Next word prediction: back-off model

Akim van Eersel
2021-01-14

Introduction

This presentation is made to pitch my personal work for the Data Science Capstone project from Johns Hopkins University Specialization on Coursera.
All codes, including this Rmd, are available on my Github repository.

These slides show a quick overview of my word prediction algorithm and the methodology used, from any input sentence/words.

Back-off model

I chose back-off algorithm for:

the simplicity of obtaining predictions once the database is created,
the processing time and low memory allocation making a suitable deployment on various platforms and services.

For example with the partial sentence “May the force”, a word prediction algorithm suggests most probable coming words after “force”.

Back-off model

The back-off model takes from a dedicated database:

searches for the same pattern (i.e. all words written) and if it exists among its data, delivers one or more possible outputs (i.e. words) related to that pattern.
If that words sequence isn't stored, the pattern is reduced by eliminating the furthest word from the last, here the resulting sequence is then “the force”. Another search step is done.
Without any results from previous steps, the pattern is reduce again, “force”, then an ultimate search is processed.

Database

To fully understand the back-off model, it's important to know how the database is created.

The back-off model is one of many n-grams language models. n-grams are sequences of n consecutive words.

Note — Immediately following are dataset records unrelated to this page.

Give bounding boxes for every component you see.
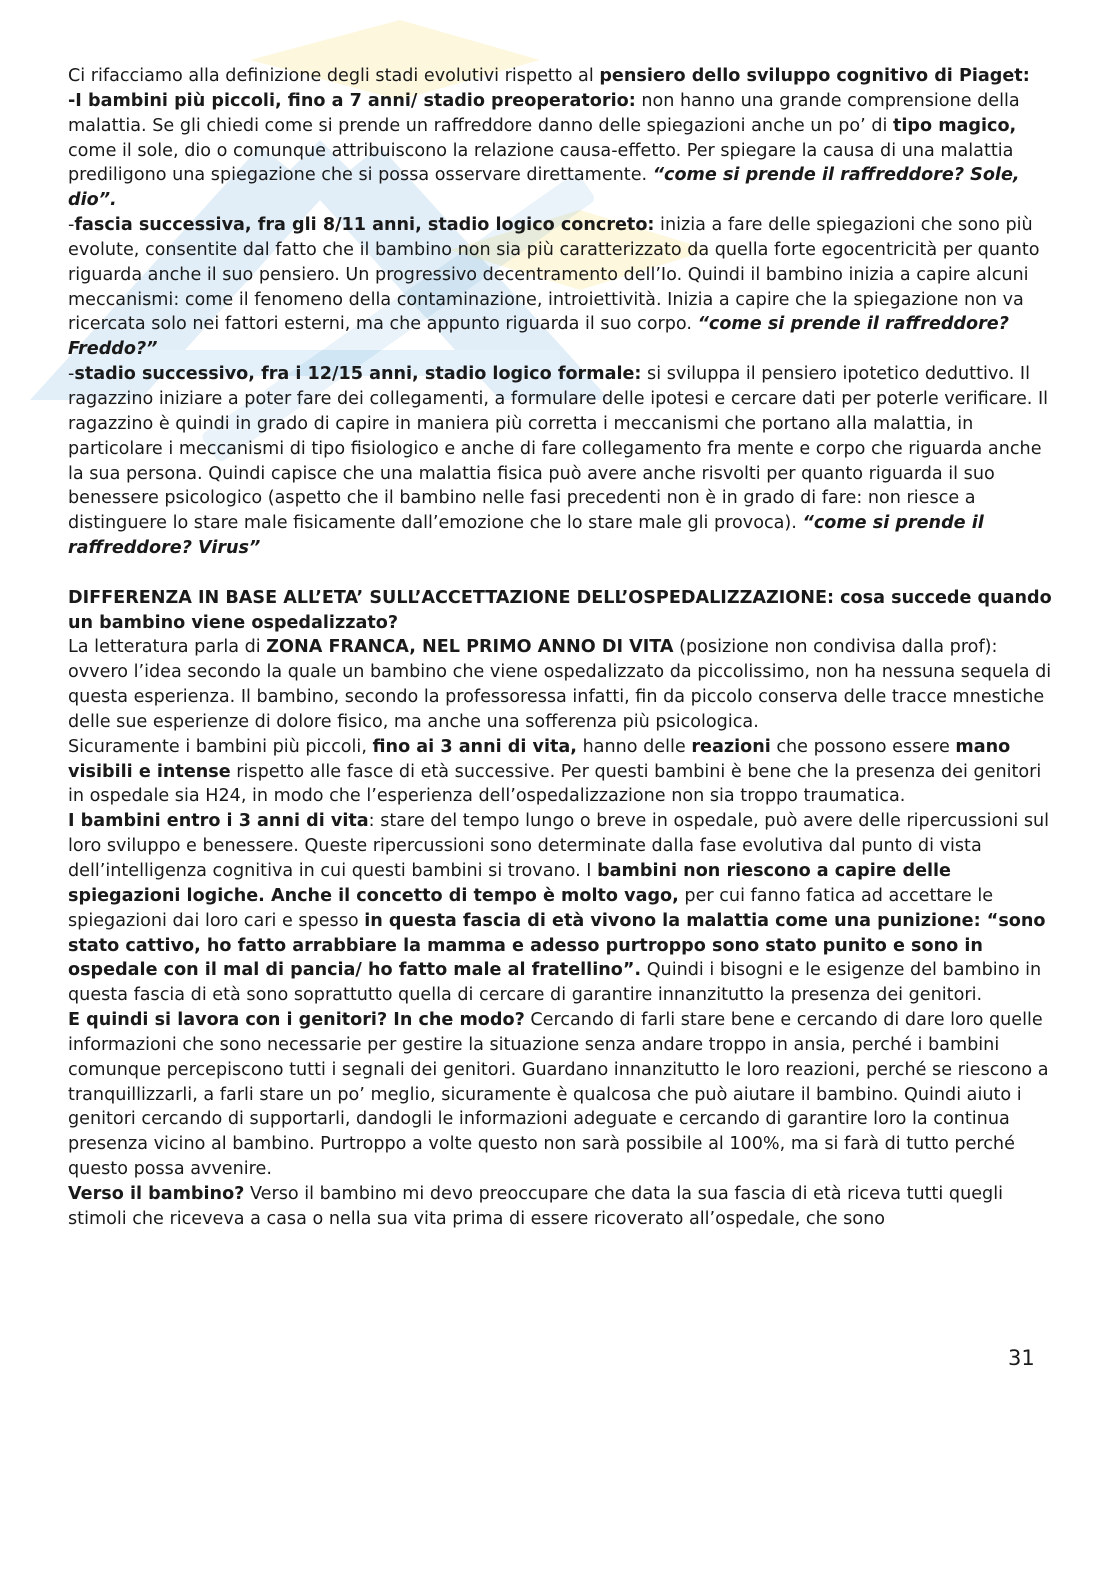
text-run: Cercando di farli stare bene e cercando di dare loro quelle informazioni che sono necessarie per gestire la situazione senza andare troppo in ansia, perché i bambini comunque percepiscono tutti i segnali dei genitori. Guardano innanzitutto le loro reazioni, perché se riescono a tranquillizzarli, a farli stare un po’ meglio, sicuramente è qualcosa che può aiutare il bambino. Quindi aiuto i genitori cercando di supportarli, dandogli le informazioni adeguate e cercando di garantire loro la continua presenza vicino al bambino. Purtroppo a volte questo non sarà possibile al 100%, ma si farà di tutto perché questo possa avvenire. bbox=[68, 1010, 1049, 1180]
text-run: che possono essere bbox=[770, 736, 956, 757]
document-body bbox=[68, 64, 1053, 1232]
text-run: (posizione non condivisa dalla prof): ovvero l’idea secondo la quale un bambino che viene ospedalizzato da piccolissimo, non ha nessuna sequela di questa esperienza. Il bambino, secondo la professoressa infatti, fin da piccolo conserva delle tracce mnestiche delle sue esperienze di dolore fisico, ma anche una sofferenza più psicologica. bbox=[68, 637, 1052, 732]
paragraph bbox=[68, 586, 1053, 636]
text-run: Ci rifacciamo alla definizione degli stadi evolutivi rispetto al bbox=[68, 66, 600, 86]
text-run: non hanno una grande comprensione della malattia. Se gli chiedi come si prende un raffreddore danno delle spiegazioni anche un po’ di bbox=[68, 90, 1020, 136]
bold-text: fascia successiva, fra gli 8/11 anni, stadio logico concreto: bbox=[74, 215, 655, 236]
paragraph bbox=[68, 89, 1053, 213]
text-run: : stare del tempo lungo o breve in ospedale, può avere delle ripercussioni sul loro sviluppo e benessere. Queste ripercussioni sono determinate dalla fase evolutiva dal punto di vista dell’intelligenza cognitiva in cui questi bambini si trovano. I bbox=[68, 811, 1050, 881]
bold-text: I bambini entro i 3 anni di vita bbox=[68, 811, 369, 832]
text-run: Quindi i bisogni e le esigenze del bambino in questa fascia di età sono soprattutto quella di cercare di garantire innanzitutto la presenza dei genitori. bbox=[68, 960, 1042, 1006]
paragraph bbox=[68, 213, 1053, 362]
bold-text: in questa fascia di età vivono la malattia come una punizione: “sono stato cattivo, ho fatto arrabbiare la mamma e adesso purtroppo sono stato punito e sono in ospedale con il mal di pancia/ ho fatto male al fratellino”. bbox=[68, 910, 1046, 981]
paragraph bbox=[68, 635, 1053, 734]
bold-text: ZONA FRANCA, NEL PRIMO ANNO DI VITA bbox=[266, 637, 674, 658]
paragraph bbox=[68, 64, 1053, 89]
bold-text: E quindi si lavora con i genitori? In che modo? bbox=[68, 1010, 525, 1031]
bold-text: pensiero dello sviluppo cognitivo di Piaget: bbox=[599, 66, 1030, 86]
text-run: Sicuramente i bambini più piccoli, bbox=[68, 736, 373, 757]
text-run: La letteratura parla di bbox=[68, 637, 267, 658]
bold-text: “come si prende il raffreddore? Virus” bbox=[68, 513, 984, 559]
bold-text: bambini non riescono a capire delle spiegazioni logiche. Anche il concetto di tempo è molto vago, bbox=[68, 861, 951, 906]
text-run: - bbox=[68, 215, 75, 236]
page-number: 31 bbox=[1008, 1346, 1035, 1370]
bold-text: Verso il bambino? bbox=[68, 1183, 245, 1204]
paragraph bbox=[68, 1008, 1053, 1182]
text-run: si sviluppa il pensiero ipotetico deduttivo. Il ragazzino iniziare a poter fare dei collegamenti, a formulare delle ipotesi e cercare dati per poterle verificare. Il ragazzino è quindi in grado di capire in maniera più corretta i meccanismi che portano alla malattia, in particolare i meccanismi di tipo fisiologico e anche di fare collegamento fra mente e corpo che riguarda anche la sua persona. Quindi capisce che una malattia fisica può avere anche risvolti per quanto riguarda il suo benessere psicologico (aspetto che il bambino nelle fasi precedenti non è in grado di fare: non riesce a distinguere lo stare male fisicamente dall’emozione che lo stare male gli provoca). bbox=[68, 364, 1049, 534]
paragraph bbox=[68, 809, 1053, 1008]
paragraph bbox=[68, 1182, 1053, 1232]
bold-text: tipo magico, bbox=[892, 115, 1017, 136]
bold-text: “come si prende il raffreddore? Freddo?” bbox=[68, 314, 1009, 360]
text-run: Verso il bambino mi devo preoccupare che data la sua fascia di età riceva tutti quegli stimoli che riceveva a casa o nella sua vita prima di essere ricoverato all’ospedale, che sono bbox=[68, 1183, 1004, 1229]
paragraph bbox=[68, 362, 1053, 561]
paragraph-spacer bbox=[68, 561, 1053, 586]
text-run: per cui fanno fatica ad accettare le spiegazioni dai loro cari e spesso bbox=[68, 885, 994, 931]
bold-text: DIFFERENZA IN BASE ALL’ETA’ SULL’ACCETTAZIONE DELL’OSPEDALIZZAZIONE: cosa succede quando un bambino viene ospedalizzato? bbox=[68, 587, 1052, 633]
paragraph bbox=[68, 735, 1053, 810]
text-run: come il sole, dio o comunque attribuiscono la relazione causa-effetto. Per spiegare la causa di una malattia prediligono una spiegazione che si possa osservare direttamente. bbox=[68, 140, 1014, 186]
text-run: - bbox=[68, 364, 75, 385]
text-run: inizia a fare delle spiegazioni che sono più evolute, consentite dal fatto che il bambino non sia più caratterizzato da quella forte egocentricità per quanto riguarda anche il suo pensiero. Un progressivo decentramento dell’Io. Quindi il bambino inizia a capire alcuni meccanismi: come il fenomeno della contaminazione, introiettività. Inizia a capire che la spiegazione non va ricercata solo nei fattori esterni, ma che appunto riguarda il suo corpo. bbox=[68, 215, 1040, 335]
text-run: hanno delle bbox=[576, 736, 692, 757]
text-run: rispetto alle fasce di età successive. Per questi bambini è bene che la presenza dei genitori in ospedale sia H24, in modo che l’esperienza dell’ospedalizzazione non sia troppo traumatica. bbox=[68, 761, 1042, 807]
bold-text: mano visibili e intense bbox=[68, 736, 1011, 782]
bold-text: reazioni bbox=[691, 736, 771, 757]
bold-text: fino ai 3 anni di vita, bbox=[372, 736, 577, 757]
bold-text: “come si prende il raffreddore? Sole, dio”. bbox=[68, 165, 1020, 211]
bold-text: -I bambini più piccoli, fino a 7 anni/ stadio preoperatorio: bbox=[68, 90, 636, 111]
bold-text: stadio successivo, fra i 12/15 anni, stadio logico formale: bbox=[74, 364, 642, 385]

From our previous example:

1-grams: “May”, “the”, “force”
2-grams: “May the”, “the force”
3-grams: “May the force”

Thus, the database is built by storing all sorts of n-grams from a corpus and how many times they've appeared in order to arrange them.
Of course, to get high accuracy prediction the more n-grams the more inputs words are covered and possibly predicted, but leads to an enormous multi-gigabytes file. So compromises and cleaning steps are required.

Database

I've built my database by getting 2, 3 and 4 grams from a corpus made of 899 288 blogposts, 1 010 242 news, and 2 360 148 tweets

After some cleaning, and only taking into account the top 3 predictions for same patterns, I ended up with:

192 630 2-grams,
1 377 305 3-grams,
1 524 442 4-grams,
a total of 3 094 377 n-grams, for a 34.6 MB rds file.

Now, let's try to see the predicted words for our example.

predict_nextword("May the force")

[1] "be" "of" "is"

Performances and proof of concept

The below table shows some benchmark results of my model accuracy.
A 22.5% accuracy for the common top 3 predictions output configuration is quite satisfying and relatively good.
Having even better cleaning process, and getting different ngrams from other sources would help to get some ~ 5-10% accuracy increase.

                             Scores
1: Overall top-1 precision: 14.01 %
2: Overall top-3 precision: 22.57 %

To conclude, I've hosted the data and algorithm to a web app (shinyapps) where an input text box is available to type any words an get some predictions.